Das Erntepersonal auf den Sitzen 8 legt die in üblicher Weise abgeschnittenen Trauben in die Rutschen 7. Von dort gelangt das Traubengut in einem abfallenden Winkel direkt auf das Förderband 6, über den Bandanstieg in einen nicht näher erläuterten Sammelbehälter. Bei Auslese wird am Bandanstieg eine kleinerer Sammelbehälter mit zusätzlichem Sitzplatz angebracht. Zum Entleeren kann der Behälter manuell oder maschinell abgehoben werden.
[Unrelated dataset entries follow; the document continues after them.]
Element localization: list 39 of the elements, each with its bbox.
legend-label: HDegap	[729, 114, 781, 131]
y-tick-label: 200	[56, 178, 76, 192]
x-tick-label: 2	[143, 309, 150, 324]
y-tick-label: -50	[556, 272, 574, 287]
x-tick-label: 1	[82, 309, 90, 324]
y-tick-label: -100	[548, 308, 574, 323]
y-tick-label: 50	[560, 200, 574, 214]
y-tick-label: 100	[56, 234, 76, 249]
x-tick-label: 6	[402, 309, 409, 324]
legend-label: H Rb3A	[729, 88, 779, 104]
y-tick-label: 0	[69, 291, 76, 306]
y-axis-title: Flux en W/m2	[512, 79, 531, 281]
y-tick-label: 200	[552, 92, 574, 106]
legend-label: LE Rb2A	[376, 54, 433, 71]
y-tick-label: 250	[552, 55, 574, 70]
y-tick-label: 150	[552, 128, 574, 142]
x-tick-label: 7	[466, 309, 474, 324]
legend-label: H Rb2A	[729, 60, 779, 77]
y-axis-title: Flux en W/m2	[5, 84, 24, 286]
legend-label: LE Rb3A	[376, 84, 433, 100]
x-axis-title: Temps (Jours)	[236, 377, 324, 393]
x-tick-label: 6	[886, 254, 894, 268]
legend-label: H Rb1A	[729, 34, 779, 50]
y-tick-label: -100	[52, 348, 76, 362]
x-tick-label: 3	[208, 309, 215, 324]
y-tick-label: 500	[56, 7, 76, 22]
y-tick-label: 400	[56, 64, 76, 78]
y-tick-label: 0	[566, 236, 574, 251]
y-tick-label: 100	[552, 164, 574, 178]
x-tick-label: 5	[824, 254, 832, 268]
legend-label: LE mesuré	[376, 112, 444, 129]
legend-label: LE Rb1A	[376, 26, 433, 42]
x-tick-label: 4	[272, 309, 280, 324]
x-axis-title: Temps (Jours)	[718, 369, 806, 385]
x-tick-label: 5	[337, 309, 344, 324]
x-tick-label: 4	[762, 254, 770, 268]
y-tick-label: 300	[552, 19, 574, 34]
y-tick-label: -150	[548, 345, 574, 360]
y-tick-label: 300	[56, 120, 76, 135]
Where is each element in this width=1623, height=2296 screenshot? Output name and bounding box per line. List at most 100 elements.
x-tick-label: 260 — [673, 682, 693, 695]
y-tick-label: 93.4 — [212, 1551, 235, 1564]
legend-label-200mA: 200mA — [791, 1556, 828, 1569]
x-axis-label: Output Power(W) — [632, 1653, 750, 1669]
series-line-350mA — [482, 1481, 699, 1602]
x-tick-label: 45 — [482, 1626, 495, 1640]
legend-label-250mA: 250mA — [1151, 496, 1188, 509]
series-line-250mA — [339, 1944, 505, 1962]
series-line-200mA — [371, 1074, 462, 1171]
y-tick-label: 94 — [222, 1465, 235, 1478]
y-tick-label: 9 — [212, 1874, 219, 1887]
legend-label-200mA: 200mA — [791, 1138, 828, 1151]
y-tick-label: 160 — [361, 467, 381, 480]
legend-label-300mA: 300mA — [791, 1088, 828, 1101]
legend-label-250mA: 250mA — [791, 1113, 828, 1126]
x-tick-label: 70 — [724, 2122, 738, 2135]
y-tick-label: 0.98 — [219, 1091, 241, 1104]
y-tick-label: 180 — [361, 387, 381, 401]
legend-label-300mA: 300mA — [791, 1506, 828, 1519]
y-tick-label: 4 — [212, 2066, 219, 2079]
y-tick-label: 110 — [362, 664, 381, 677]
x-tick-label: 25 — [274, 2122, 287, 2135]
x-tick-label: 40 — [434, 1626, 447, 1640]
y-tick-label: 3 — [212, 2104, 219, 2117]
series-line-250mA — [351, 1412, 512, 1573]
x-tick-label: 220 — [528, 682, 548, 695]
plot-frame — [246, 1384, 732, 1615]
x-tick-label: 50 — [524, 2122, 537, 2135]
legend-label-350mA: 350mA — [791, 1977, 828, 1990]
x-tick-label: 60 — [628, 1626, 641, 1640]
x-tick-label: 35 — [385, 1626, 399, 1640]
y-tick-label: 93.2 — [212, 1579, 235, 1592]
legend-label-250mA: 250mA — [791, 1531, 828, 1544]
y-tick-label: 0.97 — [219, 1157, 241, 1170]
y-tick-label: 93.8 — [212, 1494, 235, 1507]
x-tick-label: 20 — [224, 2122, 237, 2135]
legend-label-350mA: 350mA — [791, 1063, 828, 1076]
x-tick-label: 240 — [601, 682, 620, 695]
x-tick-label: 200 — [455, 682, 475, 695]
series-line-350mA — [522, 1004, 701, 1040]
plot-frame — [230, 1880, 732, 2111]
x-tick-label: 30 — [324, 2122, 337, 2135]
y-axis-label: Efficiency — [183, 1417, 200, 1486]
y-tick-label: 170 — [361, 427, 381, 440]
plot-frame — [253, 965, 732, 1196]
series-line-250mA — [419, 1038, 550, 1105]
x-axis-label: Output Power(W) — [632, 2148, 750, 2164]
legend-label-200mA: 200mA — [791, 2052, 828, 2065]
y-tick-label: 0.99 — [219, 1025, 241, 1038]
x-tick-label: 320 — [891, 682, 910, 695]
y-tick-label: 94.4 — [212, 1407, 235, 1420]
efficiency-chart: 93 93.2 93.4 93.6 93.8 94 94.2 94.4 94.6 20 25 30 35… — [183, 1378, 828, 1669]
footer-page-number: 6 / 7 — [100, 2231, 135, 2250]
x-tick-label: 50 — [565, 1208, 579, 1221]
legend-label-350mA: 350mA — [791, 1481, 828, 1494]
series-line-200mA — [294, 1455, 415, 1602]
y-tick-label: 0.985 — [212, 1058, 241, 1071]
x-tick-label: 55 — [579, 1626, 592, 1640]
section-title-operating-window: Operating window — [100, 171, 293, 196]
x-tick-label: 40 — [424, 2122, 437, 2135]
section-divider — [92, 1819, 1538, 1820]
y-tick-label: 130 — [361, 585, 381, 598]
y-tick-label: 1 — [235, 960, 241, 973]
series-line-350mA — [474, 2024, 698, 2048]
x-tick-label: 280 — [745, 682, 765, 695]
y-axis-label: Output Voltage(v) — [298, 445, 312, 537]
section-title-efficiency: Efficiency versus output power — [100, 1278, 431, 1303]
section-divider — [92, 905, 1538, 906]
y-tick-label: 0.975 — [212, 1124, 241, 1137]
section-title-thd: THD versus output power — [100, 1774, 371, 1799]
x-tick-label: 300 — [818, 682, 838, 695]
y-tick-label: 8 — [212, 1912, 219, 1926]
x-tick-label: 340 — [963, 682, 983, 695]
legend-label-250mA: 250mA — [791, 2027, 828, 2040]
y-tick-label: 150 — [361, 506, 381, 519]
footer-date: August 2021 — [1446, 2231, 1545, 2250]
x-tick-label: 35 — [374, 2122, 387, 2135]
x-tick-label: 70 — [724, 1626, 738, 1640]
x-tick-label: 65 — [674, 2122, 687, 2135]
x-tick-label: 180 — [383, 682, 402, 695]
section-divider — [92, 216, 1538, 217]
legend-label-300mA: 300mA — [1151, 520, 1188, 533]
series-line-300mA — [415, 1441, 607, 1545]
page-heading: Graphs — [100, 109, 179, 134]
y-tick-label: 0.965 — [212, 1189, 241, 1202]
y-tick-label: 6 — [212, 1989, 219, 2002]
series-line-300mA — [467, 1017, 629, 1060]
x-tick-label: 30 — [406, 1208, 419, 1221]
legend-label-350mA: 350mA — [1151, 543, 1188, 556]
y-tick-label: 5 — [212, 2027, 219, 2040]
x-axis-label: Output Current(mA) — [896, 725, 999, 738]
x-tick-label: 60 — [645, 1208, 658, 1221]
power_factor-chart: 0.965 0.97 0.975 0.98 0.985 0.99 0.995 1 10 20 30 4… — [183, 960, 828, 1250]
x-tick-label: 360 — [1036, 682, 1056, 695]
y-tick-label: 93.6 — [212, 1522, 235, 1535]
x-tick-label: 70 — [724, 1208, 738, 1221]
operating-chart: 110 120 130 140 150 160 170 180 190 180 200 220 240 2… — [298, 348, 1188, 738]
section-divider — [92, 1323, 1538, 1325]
Förderband und Schwenkzylinder werden ölhydraulisch vom Traktor angetrieben.


Anspruch[de]
  1. 1. Traubenernte-Maschine, dadurch gekennzeichnet, daß in Fahrtrichtung gesehen ein Förderband mit waagrechtem und steigendem Teil auf einem in Bodennähe angeordneten Tragrahmen befestigt, jeweils in Rück- und Frontseite von einem lenkbaren Räderpaar insgesamt getragen und hydraulisch angetrieben ist.
  2. 2. Maschine nach Anspruch 1, dadurch gekennzeichnet, daß am, waagrechten Bandteil in Fahrtrichtung gesehen bis in Traubenhöhe links und/oder rechts, seitlich versetzt, jeweils Personensitze (z. B. 3) mit beigeordneten Rutschen zum Ablegen des Traubenguts angeordnet sind.
  3. 3. Maschine nach Anspruch 1-2, dadurch gekennzeichnet, daß Sitze und Rutschen jeweils einzeln vom zentralen Befestigungspunkt nach rechts und/oder links, höher und/oder tiefer mechanisch verfahrbar sind.
  4. 4. Maschine nach Anspruch 1-3, dadurch gekennzeichnet, daß die Bandlänge des waagrechten Teils durch die auf jeder Seite (z. B. dreifach) angeordneten Rutschen und Personensitze einerseits und die Bandbreite andererseits eingegrenzt ist.
  5. 5. Maschine nach Anspruch 1-4, dadurch gekennzeichnet, daß das Förderband in Richtung Zugmaschine am Ende des waagrechten Teils in den Bandanstieg übergeht, und im halben rechten Winkel bis über einen Sammelbehälter ansteigt und am Bandanstieg ein weiterer Sammelbehälter mit Personensitz angebracht ist.
  6. 6. Maschine nach Anspruch 1-5, dadurch gekennzeichnet, daß jedes Rad lenkbar gelagert ist, daß das Räderpaar an der Rückseite der Maschine durch einen Lenkhebel manuell und das Räderpaar an der Frontseite durch eine Deichsel lenkbar am Anhängepunkt eines hydraulischen Schwenkzylinders angekoppelt ist, welcher seinerseits mit dem Anbauschlitten der Zugmaschine verbunden ist.